After that, we look at similar vintage, recently renovated comps with the same ceiling height as the subject. I think a lot of investors overlook the importance of ceiling height. A unit with eight-foot ceilings will just never feel like a premium unit even with a great renovation.
Ideally, we’d like to be able to underwrite to the lower end of the rent spectrum relative to these comps. And if we execute a great reno, the additional rent is gravy.
Last, we take a look at deals at least 10 to 15 years newer than ours. These deals are just designed better. They have better amenities and floor plans.
No matter how good your renovation is, these deals will always look and feel a little better. We want to make sure our rents remain a good $100 or more below these properties so we maintain the value proposition to renters wanting a nice unit at a fair price.
It’s great to have a good relationship with brokers. It can definitely help you in a competitive bidding process. But let’s not forget who the broker is working for.
It’s not uncommon to hear something to this effect: “If you can come up another $500K, the deal is yours.”
What they’re not telling you is that you’re already the highest bidder, and they’re just trying to squeeze out a little more for their client. The broker is trying to give you the old “sugar-me-do.” (Bonus points for the first person to identify that reference in the comments.)
We’ve bought a number of deals where we thought we might need to come up, decided to stand pat, and then had the deal awarded to us.

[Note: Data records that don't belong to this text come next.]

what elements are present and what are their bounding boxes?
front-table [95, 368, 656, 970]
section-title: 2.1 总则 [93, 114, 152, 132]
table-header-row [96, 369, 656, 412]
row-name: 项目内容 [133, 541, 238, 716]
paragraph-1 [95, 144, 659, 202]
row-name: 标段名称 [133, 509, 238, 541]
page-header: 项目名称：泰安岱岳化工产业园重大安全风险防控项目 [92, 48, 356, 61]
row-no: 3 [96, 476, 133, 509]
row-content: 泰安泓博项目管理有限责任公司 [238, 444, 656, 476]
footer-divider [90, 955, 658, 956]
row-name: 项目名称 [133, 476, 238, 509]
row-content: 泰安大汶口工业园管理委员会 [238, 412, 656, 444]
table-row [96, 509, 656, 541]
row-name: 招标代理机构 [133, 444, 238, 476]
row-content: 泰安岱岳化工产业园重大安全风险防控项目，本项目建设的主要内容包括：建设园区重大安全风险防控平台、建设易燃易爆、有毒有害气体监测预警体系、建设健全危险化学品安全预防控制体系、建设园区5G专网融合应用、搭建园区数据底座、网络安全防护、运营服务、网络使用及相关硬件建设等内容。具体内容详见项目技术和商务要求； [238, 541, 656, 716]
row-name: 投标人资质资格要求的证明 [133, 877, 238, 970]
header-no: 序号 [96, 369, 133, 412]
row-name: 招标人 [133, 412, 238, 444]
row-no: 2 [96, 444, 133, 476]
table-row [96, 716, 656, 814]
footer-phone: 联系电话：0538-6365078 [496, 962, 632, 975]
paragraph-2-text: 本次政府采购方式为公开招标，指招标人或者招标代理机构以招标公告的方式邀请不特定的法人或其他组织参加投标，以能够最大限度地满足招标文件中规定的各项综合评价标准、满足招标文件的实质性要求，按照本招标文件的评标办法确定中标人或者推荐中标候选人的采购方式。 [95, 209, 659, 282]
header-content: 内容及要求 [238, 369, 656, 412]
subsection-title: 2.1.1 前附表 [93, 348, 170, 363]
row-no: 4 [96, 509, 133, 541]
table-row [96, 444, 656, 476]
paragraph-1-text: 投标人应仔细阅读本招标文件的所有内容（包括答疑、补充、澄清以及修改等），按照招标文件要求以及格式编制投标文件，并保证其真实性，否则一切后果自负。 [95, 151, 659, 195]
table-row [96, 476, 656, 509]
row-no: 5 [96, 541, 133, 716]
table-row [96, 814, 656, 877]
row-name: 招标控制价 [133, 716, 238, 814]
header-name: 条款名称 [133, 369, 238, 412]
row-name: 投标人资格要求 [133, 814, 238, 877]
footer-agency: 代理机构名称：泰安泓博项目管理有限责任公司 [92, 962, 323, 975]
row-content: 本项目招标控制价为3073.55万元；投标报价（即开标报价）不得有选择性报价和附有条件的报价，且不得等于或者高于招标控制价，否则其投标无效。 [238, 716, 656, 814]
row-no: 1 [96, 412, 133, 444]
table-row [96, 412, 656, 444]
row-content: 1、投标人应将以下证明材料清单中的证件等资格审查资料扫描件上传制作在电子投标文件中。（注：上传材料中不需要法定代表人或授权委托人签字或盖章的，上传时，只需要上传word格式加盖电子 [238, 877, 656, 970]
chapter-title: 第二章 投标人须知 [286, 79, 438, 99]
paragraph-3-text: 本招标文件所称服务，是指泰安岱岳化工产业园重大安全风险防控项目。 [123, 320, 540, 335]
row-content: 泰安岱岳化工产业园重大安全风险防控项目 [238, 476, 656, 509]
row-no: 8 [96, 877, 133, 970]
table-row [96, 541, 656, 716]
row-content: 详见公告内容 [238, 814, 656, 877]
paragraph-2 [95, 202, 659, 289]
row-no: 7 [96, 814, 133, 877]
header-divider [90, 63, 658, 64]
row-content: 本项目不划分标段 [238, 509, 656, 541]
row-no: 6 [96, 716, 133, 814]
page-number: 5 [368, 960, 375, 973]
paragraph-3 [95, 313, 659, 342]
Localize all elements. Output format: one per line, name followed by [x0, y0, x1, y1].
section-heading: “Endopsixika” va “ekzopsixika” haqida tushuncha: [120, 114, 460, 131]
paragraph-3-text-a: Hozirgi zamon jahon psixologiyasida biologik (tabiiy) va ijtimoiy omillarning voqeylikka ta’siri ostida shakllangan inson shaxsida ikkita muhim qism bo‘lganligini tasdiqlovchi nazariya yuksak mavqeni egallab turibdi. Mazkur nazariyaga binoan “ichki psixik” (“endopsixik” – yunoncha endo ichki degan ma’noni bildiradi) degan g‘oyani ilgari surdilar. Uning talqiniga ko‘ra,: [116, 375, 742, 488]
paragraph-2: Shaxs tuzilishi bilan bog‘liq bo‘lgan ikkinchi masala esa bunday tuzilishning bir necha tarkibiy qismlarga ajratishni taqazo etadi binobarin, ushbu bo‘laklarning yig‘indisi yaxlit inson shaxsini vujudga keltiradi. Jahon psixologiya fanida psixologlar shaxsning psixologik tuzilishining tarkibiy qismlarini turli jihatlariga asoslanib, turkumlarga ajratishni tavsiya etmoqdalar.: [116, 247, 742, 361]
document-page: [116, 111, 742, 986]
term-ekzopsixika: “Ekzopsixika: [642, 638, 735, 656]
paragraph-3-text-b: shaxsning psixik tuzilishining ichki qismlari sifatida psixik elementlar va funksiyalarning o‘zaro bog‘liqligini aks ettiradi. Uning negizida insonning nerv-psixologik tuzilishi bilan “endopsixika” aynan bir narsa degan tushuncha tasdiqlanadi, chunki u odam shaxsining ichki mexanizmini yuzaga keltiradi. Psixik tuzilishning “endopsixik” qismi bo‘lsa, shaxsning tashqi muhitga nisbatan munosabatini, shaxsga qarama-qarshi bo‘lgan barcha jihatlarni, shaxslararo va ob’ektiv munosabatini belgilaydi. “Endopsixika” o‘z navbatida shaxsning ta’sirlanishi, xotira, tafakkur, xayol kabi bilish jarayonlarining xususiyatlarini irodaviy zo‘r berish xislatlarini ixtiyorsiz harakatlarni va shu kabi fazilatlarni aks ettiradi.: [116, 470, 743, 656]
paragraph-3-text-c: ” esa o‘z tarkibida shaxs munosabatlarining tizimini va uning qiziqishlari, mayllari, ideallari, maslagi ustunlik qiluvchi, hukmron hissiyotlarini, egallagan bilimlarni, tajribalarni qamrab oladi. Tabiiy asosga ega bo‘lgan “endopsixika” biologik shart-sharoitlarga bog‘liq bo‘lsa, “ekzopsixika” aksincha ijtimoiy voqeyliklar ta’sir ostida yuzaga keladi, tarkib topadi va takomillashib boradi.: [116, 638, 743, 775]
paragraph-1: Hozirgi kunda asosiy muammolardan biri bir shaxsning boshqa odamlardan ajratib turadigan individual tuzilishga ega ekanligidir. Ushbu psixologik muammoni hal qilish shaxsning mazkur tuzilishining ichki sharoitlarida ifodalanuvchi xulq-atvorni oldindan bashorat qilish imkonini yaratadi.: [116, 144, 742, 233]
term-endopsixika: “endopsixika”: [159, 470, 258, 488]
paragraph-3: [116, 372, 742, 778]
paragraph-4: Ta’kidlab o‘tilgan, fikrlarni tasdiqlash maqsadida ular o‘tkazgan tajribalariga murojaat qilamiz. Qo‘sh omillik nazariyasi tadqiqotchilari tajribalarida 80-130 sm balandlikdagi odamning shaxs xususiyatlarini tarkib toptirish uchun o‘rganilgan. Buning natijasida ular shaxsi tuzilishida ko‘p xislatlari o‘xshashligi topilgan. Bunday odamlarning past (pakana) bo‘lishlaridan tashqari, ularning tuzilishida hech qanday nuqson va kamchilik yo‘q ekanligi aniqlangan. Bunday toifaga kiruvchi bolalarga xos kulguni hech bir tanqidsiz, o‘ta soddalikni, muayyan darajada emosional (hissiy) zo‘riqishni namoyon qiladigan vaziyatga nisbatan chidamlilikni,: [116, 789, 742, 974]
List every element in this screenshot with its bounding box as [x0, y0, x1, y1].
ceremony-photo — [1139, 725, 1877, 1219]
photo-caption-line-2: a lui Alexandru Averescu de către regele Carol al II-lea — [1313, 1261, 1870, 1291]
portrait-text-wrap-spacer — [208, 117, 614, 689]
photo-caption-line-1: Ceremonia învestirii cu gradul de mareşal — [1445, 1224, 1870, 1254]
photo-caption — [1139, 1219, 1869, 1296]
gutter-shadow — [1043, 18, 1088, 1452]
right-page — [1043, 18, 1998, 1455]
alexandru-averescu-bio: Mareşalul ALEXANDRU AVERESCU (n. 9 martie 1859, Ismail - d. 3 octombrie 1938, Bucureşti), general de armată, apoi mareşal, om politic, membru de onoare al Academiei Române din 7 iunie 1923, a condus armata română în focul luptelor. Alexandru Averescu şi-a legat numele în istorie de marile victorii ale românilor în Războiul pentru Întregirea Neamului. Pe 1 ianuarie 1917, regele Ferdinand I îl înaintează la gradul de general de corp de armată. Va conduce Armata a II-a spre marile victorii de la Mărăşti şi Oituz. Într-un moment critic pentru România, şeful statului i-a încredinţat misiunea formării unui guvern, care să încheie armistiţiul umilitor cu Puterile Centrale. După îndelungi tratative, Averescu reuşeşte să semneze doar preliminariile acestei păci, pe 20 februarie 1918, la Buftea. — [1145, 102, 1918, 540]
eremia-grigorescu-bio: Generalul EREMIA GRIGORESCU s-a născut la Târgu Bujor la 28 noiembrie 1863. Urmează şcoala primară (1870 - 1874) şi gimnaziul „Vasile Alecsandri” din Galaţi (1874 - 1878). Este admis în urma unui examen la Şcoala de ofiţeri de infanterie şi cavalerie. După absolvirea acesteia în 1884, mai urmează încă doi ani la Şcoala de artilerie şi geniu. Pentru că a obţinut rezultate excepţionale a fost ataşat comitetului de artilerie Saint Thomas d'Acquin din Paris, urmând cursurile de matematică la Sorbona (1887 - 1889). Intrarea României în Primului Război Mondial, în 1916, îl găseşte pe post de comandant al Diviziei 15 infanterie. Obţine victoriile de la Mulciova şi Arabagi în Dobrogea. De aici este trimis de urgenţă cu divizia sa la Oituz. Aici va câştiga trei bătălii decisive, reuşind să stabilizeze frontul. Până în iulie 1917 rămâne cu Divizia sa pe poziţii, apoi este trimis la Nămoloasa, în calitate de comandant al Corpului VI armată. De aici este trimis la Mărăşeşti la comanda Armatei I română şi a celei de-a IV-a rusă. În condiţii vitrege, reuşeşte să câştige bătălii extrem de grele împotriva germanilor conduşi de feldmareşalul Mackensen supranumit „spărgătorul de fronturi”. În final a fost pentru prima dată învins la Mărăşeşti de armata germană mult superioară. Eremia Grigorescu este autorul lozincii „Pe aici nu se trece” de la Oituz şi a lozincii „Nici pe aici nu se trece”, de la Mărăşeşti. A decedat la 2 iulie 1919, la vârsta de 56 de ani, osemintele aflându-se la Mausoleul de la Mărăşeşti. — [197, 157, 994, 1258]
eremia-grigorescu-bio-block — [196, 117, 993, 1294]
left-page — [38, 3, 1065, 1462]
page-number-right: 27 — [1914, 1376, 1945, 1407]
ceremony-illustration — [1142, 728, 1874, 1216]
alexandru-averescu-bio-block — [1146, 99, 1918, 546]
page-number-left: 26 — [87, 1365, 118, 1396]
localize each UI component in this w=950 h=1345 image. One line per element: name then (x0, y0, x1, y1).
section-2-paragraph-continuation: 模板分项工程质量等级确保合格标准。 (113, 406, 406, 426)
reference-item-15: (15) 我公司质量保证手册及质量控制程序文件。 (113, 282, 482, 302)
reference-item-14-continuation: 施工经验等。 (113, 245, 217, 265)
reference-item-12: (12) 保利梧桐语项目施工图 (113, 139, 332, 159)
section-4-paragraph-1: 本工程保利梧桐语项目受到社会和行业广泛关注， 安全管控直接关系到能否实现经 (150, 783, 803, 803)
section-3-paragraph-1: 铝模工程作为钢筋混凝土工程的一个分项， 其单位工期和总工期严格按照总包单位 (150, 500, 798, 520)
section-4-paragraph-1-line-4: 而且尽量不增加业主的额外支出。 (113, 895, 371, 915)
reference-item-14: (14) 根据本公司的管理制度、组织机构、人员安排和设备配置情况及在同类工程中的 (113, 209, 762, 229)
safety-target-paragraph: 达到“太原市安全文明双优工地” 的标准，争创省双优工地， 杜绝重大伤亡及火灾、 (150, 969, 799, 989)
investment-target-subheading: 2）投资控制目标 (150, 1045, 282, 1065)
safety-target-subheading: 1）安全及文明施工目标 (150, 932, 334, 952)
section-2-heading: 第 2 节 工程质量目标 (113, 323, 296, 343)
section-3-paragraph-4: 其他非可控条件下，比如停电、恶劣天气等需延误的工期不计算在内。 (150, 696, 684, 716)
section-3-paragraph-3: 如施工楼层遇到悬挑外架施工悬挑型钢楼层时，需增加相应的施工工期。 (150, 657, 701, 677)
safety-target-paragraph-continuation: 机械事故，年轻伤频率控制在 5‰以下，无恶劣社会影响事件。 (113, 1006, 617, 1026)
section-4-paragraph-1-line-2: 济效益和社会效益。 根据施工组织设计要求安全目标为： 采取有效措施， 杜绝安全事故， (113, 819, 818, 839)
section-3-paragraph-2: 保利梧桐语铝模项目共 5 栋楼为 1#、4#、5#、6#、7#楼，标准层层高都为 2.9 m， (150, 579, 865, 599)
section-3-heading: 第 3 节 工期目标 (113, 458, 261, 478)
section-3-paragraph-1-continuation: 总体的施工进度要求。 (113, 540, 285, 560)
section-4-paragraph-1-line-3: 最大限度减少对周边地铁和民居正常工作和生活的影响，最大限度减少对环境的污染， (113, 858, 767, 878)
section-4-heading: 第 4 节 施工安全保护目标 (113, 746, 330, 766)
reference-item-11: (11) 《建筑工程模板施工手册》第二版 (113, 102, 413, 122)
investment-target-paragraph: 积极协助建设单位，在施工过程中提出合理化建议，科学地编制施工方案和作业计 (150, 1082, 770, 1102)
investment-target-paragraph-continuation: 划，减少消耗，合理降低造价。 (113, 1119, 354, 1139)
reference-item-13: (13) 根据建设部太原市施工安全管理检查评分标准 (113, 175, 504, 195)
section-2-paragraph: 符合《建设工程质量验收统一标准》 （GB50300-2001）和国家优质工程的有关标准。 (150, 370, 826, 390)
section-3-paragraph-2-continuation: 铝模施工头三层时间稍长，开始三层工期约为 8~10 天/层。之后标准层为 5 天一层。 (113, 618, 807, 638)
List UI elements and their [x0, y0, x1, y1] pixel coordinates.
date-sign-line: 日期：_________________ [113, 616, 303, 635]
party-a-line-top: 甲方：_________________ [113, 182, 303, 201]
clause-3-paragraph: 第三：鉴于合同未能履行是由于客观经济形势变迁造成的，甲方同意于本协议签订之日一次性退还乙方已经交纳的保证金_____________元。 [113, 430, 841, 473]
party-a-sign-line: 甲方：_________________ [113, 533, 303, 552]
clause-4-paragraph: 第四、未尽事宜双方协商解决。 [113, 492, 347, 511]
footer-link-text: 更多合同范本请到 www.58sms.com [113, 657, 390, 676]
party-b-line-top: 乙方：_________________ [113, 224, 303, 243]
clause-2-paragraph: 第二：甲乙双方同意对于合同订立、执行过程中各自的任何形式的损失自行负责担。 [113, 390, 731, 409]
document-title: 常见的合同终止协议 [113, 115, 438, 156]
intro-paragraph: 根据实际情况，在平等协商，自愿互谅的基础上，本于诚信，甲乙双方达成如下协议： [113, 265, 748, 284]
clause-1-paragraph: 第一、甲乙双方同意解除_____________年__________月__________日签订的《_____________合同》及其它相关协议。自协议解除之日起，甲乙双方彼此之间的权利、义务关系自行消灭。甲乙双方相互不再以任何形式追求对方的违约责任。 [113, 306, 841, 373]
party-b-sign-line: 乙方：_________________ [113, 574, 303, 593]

To be fair, we’ve lost more deals than we’ve won when they tell us we need to come up. But the takeaway here is to commit to your number and don’t fall for the temptation to stretch juuuust a little more than your max.
When stepping up into larger multifamily deals, you’re going to be dealing with more sophisticated real estate professionals. There is an implied understanding that if you’re playing in that space, you’re capable of swimming with the sharks.
To be sure, most people I’ve come across are honest, good people. But they’re pros for a reason. Expect them to do everything they can to get a better deal than you. They expect you to do the same. And at the end of the transaction, when the dust settles, only you are responsible for the deal you’ve got.
Have you encountered these situations? What other types of shenanigans have you come across?